My dad’s father fled what was Austria-Hungary before the Second World War, only to be denounced by a neighbor a few years later when he was hiding in France. He went to the camps but he survived. In fact, he moved back to France, where he built a large family.
I never confronted my dad about why exactly he decided that my two brothers, my mother and I should move to the U.S. Maybe it was subconscious—France had betrayed his father. Maybe it was just the romantic notion of going far away and starting fresh in a country that was tolerant and inviting.
My 13 years here have taught me a lot about the United States. I have learned that it can be both accepting and violent, forward-thinking and retrograde, unforgiving, complicated, beautiful. I don’t hate it here anymore. It has become my home.
Seeing Donald Trump get elected was especially painful for all of these reasons. I had become a citizen just in time for this historic vote, and I was extremely proud to have my say in it.
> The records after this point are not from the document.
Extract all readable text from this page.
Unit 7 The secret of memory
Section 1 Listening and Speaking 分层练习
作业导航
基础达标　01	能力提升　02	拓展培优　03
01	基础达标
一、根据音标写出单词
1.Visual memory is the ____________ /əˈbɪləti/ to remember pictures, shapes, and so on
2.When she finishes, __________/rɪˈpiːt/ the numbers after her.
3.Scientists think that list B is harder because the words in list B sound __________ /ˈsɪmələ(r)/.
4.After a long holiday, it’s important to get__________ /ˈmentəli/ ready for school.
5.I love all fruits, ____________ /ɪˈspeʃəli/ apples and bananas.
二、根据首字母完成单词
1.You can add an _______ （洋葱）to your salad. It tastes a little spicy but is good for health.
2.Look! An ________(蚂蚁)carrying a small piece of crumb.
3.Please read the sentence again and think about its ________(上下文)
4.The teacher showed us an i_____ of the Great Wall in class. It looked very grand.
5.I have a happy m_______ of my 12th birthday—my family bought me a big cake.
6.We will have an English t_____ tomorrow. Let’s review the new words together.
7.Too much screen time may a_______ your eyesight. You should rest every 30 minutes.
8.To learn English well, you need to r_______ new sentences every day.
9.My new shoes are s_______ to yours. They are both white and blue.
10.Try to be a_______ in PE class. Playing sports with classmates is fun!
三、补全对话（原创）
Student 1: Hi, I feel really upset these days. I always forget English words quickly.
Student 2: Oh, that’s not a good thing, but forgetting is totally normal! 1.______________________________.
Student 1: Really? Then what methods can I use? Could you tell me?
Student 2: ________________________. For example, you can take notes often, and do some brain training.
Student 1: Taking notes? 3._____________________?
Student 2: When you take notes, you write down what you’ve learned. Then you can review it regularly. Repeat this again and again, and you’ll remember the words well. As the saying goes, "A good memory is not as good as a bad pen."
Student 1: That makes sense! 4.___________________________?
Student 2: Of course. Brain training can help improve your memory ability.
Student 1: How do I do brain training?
I had even texted both of my parents a photo of me with the “I Voted” sticker, to which they both replied, “bravo!”
But as the election results became clearer Tuesday night, my Dad and I exchanged fewer and fewer words. We drank wine and watched TV in disbelief. I’m sure that he thought about how ironic it was, that this was the first U.S. election two of his newly American children had voted in. I’m sure that he questioned a lot of the things he believed about this country, and about where we were headed.